創立138年、昔から児童数が多い大規模校として知られている谷山小学校。一番多いときは3000人を超え、日本一のマンモス校と言われた時代もあったそう。東谷山、西谷山と分離し、現在の児童数は1333人(12月現在)、もちろん今も鹿児島県内で一番大きな小学校です。
古い歴史を誇る同校ですが、「同じく50年以上もの長い間続けられ、大切にしていることがあります」と教えてくれたのは教頭の斉藤康弘さん。それが宮崎県の大淀小学校との文通交流です。5年生同士が学校でのこと、家庭でのことを手紙を通して語り合い、6年生になると修学旅行で相手校を訪れ、初めて対面。学校や市内見学の案内でさらに深く知り合います。鹿児島を紹介するパンフレットも手作りしたり、交歓会を盛り上げたり、文通での交流だけでなく、もてなす気持ちも育むすてきなふれあいです。
もちろん、地域の人たちとのふれあいも盛ん。中でも保護者やPTAのOB約40人で作るボランティアグループ「よみきかせたい」による読み聞かせは、毎回子どもたちが楽しみにしている行事のひとつ。
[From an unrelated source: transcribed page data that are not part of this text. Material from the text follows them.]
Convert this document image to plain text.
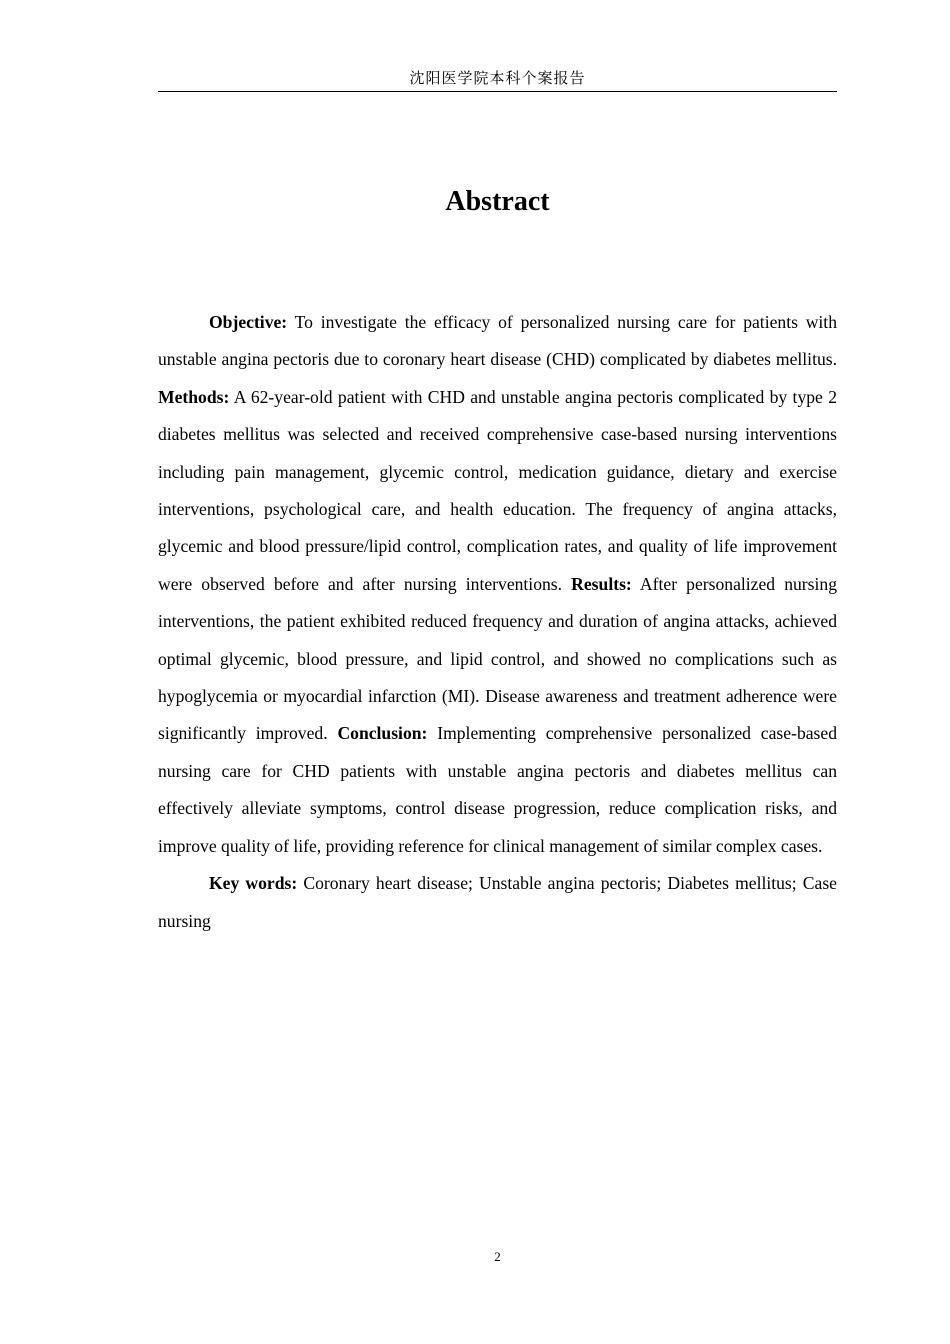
沈阳医学院本科个案报告
Abstract

Objective: To investigate the efficacy of personalized nursing care for patients with unstable angina pectoris due to coronary heart disease (CHD) complicated by diabetes mellitus. Methods: A 62-year-old patient with CHD and unstable angina pectoris complicated by type 2 diabetes mellitus was selected and received comprehensive case-based nursing interventions including pain management, glycemic control, medication guidance, dietary and exercise interventions, psychological care, and health education. The frequency of angina attacks, glycemic and blood pressure/lipid control, complication rates, and quality of life improvement were observed before and after nursing interventions. Results: After personalized nursing interventions, the patient exhibited reduced frequency and duration of angina attacks, achieved optimal glycemic, blood pressure, and lipid control, and showed no complications such as hypoglycemia or myocardial infarction (MI). Disease awareness and treatment adherence were significantly improved. Conclusion: Implementing comprehensive personalized case-based nursing care for CHD patients with unstable angina pectoris and diabetes mellitus can effectively alleviate symptoms, control disease progression, reduce complication risks, and improve quality of life, providing reference for clinical management of similar complex cases.

Key words: Coronary heart disease; Unstable angina pectoris; Diabetes mellitus; Case nursing

2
手作りの紙芝居を持参する熱心なお父さんの姿もあるとか。「本を通して心豊かな子どもに育てたい」という思いが伝わる温かい取り組みに、子どもたちもしっかり応え、年々読書量も増えている様子です。
近隣には商業施設も増え、ますます交通量が増加する国道225号や狭い路地、見通しの悪い交差点など同校の児童が通う通学路は決して安全とは言えません。「それなら私たちで!」と校区住民で組織されたのが「谷山小子ども守り隊」です。32の町内会それぞれで、保護者や地域の人々が登下校時に合わせて外に出て、積極的に子どもたちを見守り、声を掛けています。
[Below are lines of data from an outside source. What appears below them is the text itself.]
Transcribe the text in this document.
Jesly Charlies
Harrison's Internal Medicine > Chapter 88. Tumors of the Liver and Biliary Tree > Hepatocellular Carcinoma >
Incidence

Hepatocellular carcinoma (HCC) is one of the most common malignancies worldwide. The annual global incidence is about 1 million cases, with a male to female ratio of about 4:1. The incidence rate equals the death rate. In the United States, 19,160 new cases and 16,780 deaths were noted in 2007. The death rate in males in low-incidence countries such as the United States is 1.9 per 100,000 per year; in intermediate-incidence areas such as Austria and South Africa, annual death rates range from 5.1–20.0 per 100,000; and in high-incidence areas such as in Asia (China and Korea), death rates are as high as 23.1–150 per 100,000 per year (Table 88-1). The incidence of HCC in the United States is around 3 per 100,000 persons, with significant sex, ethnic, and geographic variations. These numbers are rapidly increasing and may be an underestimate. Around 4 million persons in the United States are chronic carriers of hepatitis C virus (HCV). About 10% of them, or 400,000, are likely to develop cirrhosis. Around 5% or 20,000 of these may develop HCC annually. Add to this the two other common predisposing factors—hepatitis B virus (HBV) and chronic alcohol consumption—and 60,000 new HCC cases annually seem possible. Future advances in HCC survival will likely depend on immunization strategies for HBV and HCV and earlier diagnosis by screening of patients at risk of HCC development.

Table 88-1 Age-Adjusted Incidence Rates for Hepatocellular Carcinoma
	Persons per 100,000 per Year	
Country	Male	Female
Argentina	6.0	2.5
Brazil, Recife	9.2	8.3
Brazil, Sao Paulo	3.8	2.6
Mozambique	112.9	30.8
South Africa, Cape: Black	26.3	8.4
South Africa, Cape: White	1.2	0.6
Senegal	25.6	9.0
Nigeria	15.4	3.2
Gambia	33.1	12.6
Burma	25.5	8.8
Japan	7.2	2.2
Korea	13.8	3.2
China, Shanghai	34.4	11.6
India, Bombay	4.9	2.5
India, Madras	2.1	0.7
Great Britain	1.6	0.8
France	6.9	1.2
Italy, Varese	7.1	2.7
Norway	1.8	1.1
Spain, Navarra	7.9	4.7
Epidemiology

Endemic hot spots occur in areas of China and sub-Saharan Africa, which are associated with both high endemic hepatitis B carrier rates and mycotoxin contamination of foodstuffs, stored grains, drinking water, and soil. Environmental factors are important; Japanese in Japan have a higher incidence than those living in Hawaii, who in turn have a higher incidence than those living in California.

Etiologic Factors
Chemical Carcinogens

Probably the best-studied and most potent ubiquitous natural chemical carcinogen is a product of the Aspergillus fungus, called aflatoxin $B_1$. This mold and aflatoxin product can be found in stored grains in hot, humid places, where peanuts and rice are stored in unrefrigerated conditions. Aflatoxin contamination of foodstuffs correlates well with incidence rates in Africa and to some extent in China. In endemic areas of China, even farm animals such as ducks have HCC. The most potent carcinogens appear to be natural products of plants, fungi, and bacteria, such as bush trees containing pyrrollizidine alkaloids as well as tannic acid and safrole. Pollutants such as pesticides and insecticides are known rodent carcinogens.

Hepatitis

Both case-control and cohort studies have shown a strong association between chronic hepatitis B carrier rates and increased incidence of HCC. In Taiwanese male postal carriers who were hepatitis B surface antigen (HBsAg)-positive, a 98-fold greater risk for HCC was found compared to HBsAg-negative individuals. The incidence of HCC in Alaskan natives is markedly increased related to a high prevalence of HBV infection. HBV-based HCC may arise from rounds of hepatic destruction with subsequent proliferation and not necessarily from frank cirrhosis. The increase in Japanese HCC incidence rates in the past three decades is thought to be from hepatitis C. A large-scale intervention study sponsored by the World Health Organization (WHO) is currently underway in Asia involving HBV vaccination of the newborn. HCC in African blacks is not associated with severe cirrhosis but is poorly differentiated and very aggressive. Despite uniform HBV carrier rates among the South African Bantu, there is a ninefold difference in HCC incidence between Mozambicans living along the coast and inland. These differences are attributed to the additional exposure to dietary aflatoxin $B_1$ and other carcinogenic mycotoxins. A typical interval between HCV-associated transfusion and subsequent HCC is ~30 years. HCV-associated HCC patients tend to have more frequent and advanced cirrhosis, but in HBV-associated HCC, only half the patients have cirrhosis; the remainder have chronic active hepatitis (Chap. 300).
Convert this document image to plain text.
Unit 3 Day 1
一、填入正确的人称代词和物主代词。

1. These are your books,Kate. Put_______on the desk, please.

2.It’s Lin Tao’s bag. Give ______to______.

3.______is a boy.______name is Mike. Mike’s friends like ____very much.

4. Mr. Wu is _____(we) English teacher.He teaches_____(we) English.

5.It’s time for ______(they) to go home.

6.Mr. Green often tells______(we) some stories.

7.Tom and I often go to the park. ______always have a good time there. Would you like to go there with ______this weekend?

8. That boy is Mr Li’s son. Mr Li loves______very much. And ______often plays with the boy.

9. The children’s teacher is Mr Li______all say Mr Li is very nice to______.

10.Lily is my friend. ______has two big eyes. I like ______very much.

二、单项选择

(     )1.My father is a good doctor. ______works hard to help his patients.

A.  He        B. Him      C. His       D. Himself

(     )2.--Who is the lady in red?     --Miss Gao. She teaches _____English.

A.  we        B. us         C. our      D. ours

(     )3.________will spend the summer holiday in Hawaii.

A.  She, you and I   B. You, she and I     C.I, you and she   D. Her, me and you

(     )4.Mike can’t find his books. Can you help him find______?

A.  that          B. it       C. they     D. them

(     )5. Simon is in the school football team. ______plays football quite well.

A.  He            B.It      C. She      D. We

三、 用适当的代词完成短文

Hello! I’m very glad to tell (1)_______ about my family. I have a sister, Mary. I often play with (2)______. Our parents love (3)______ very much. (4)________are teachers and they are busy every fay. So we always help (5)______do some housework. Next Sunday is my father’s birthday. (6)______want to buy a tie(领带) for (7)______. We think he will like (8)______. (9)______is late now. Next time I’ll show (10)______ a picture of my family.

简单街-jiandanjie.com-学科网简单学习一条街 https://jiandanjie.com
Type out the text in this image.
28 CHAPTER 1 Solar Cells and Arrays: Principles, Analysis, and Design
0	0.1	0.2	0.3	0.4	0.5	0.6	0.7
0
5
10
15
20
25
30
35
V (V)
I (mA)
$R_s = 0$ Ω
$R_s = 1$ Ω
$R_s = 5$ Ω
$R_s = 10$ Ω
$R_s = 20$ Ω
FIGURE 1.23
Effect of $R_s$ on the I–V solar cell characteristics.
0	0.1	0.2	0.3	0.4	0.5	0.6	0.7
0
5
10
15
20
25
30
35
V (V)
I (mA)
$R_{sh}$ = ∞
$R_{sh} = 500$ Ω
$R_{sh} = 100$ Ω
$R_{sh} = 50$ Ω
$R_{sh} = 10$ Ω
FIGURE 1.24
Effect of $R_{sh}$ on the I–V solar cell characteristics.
「次代を担う子どもたちの安全を守り、健全に育むためには家庭、学校、地域が一致協力しなければ」と話すのは校区公民館運営審議会委員長の秋元茂行さん。子どもたちの元気なあいさつが何よりうれしいと目を細めます。あいさつがよくできる、小さい子の世話ができているといった子どもは「ほめほめカード」に記入して届け、学年集会や全体朝会で紹介されるそう。家庭だけでなく、地域一丸となって子どもたちを育んでいる谷山校区です。